How to Get First or Last Day of Month in R with lubridate and base R

code
rtip
timeseries
Author

Steven P. Sanderson II, MPH

Published

February 13, 2024

Introduction

When working with dates in R, you’ll often need to find the first or last day of the current month or any given month. There are a couple easy ways to do this using the lubridate package and base R functions. In this post, I’ll show you how.

Examples

Using lubridate

The lubridate package makes working with dates in R much easier. It has a number of helper functions for manipulating and extracting info from Date and POSIXct objects.

To get the first day of the current month, you can use floor_date() and pass it the current date:

library(lubridate)

today <- Sys.Date() # or Sys.time() for POSIXct
first_day <- floor_date(today, unit = "month")
first_day
[1] "2024-02-01"

This will return a Date object with the first day of the month.

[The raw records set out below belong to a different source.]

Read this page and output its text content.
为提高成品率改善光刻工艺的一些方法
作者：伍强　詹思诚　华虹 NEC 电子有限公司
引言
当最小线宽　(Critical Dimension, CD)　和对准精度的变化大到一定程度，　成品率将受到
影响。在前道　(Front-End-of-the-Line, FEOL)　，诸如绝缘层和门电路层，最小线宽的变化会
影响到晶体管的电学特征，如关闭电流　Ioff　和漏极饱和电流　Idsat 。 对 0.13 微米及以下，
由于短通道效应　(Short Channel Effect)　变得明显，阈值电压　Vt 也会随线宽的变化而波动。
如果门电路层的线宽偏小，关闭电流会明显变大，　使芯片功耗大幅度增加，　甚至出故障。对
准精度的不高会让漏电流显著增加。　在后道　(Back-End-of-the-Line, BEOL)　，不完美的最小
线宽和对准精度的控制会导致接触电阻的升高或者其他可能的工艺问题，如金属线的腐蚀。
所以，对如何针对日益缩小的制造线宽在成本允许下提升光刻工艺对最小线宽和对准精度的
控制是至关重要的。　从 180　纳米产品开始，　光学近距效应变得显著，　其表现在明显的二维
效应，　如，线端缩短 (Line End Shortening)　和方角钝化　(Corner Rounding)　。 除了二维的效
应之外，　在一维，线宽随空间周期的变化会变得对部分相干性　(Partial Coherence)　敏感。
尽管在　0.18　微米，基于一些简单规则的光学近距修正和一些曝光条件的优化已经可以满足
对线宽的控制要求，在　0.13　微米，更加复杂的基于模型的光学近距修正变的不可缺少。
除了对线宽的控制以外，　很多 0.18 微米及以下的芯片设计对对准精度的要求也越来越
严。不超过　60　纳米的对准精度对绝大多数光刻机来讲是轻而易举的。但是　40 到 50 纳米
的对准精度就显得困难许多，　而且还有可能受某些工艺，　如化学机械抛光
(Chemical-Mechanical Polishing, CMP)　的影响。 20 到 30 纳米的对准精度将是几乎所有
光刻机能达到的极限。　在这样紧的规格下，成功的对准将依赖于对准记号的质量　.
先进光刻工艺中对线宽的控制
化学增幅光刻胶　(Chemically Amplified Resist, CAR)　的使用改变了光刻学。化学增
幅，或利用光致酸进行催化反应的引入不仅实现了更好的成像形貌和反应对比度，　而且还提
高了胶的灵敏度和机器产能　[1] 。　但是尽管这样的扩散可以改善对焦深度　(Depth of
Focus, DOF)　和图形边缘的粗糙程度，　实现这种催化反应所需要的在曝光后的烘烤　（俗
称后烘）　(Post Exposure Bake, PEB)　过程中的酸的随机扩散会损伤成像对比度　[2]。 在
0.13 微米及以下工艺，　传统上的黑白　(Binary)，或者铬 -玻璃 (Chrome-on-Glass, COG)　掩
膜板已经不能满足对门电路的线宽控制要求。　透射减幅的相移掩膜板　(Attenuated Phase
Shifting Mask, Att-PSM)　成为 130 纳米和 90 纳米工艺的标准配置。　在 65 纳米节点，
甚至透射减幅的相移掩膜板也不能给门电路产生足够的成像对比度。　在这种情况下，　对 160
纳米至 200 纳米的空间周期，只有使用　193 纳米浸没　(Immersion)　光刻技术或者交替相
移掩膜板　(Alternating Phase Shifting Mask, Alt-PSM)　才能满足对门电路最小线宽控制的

To get the last day, use ceiling_date() instead:

last_day <- ceiling_date(today, unit = "month") - days(1)
last_day
[1] "2024-02-29"

You can also pass any Date object to these functions to get the first or last day of that month:

date <- ymd("2023-06-15")
floor_date(date, "month") # 2023-06-01
[1] "2023-06-01"
ceiling_date(date, "month") - days(1) # 2023-06-30
[1] "2023-06-30"

The lubridate functions make this really easy!

Base R Methods

You can also get the first and last day of month using just base R functions.

For the first day, use as.Date() with format() and pass it the year, month, and day 1:

first_day <- as.Date(format(today, "%Y-%m-01"))
first_day
[1] "2024-02-01"

For the last day, we can use 0 as the day which will give the last day of the month:

last_day <- as.Date((format(today + months(1), "%Y-%m-01")))-1
last_day
[1] "2024-02-29"

A bit more work than lubridate, but good to know you can do this with just base R.

I hope this helps you easily get the first and last day of the month in your own date analyses in R! Let me know if you have any other questions.